Petrol has hit N950, and once again, Nigerians are paying for a US–Israel–Iran war they did not start, did not vote for, and cannot pronounce in any fuel queue without sighing.
Development Diaries reports that the war has officially reached streets, wallets, and already traumatised transportation budgets in Nigeria and the continent.
Thanks to the global tension ignited by coordinated strikes from the governments of United States and Israel on Iran, and Iran’s dramatic response at the critical Strait of Hormuz, crude prices have shot up like they are competing in an Olympic high jump.
And because global oil economics does not believe in neighbourly love, Nigeria and several African countries get slapped immediately.
Dangote Refinery has raised its gantry price to N874 per litre, petroleum marketers have adjusted their calculators, and Nigerians have adjusted their walking shoes.
We understand that some petrol stations in Lagos and Abuja are already flirting with N950 per litre, and from the look of things, N1,000 is waiting behind the curtain, slightly powdered, ready for its stage entrance.
So ‘with subsidy gone’, government cushioning mechanisms have all the elasticity of a concrete floor.
But this development is actually about whether the government of Nigeria can protect citizens from global volatility, manage energy markets, and provide relief without sinking back into opaque, trillion-naira subsidy chaos.
It is about whether institutions tasked with oversight, such as the Ministry of Petroleum Resources, the Nigerian Midstream and Downstream Petroleum Regulatory Authority (NMDPRA), and the state-owned NNPC, can act with urgency, transparency, and fairness.
And let’s not forget the Dangote Refinery, whose pricing decisions ripple across the nation long before most Nigerians have brushed their teeth.
Citizens are already feeling the consequences sharply, as transport fares are rising by the hour, just as food prices are preparing for another upward journey.

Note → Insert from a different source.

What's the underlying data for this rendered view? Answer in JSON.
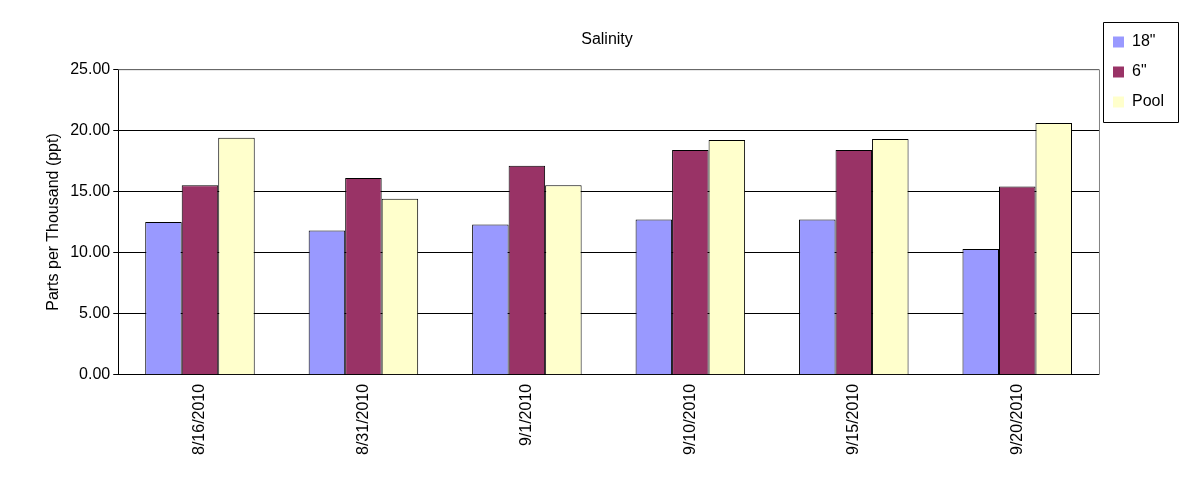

Meanwhile, small businesses that depend on petrol generators, such as hair salons, barbers, frozen-food sellers, and artisans, are bracing for an economic migraine that cannot be treated with paracetamol.
And of course, women who already pay more for transport and household care burdens, young people struggling with unemployment, and persons with disabilities who face amplified mobility and cost barriers, will carry the heaviest load.
Access to energy is a rights issue, and Nigeria is obligated to protect citizens’ right to economic survival, health, mobility, and dignity. A country cannot allow petroleum pricing to swing like a wrecking ball across people’s lives every time a foreign conflict breaks out.
The duty-bearers cannot hide behind international headlines. Nigeria did not block the Strait of Hormuz, but Nigeria can block the suffering if it chooses to.
Government must act immediately by deploying temporary price-stabilisation mechanisms, transport support for low-income groups, transparency on the pricing formula, and a clear roadmap for protecting households from global oil shocks. What Nigeria cannot do is shrug and pretend it is a helpless bystander.
And to citizens, please, save the energy you want to use to organise pro-Iran or anti-US protests. None of those governments will notice you. Use that energy instead to demand accountability right here at home, where your suffering is directly shaped.
Demand that the NMDPRA publish the pricing structure guiding PMS in the country. Demand that the Ministry of Petroleum Resources engage publicly with citizens about stabilisation plans. Demand that NNPC Ltd explain its national supply strategy in times of global energy disruptions.
Nigerians can also act locally. Transport unions and community associations should document fare increases and pressure their state governments for emergency mobility support. Civil society groups must insist that any relief package prioritises women-headed households, young commuters, and persons with disabilities who depend on public or para-transit systems.
And to the institutions, they need to step up. The NMDPRA must regulate firmly and transparently. NNPC Ltd must communicate openly. The Ministry of Petroleum Resources must stop issuing vague assurances and instead present clear, data-backed plans.
A government that cannot shield its citizens from predictable global price shocks has chosen governance by autopilot, and Nigeria cannot continue to outsource the economic safety of its people to geopolitical roulette.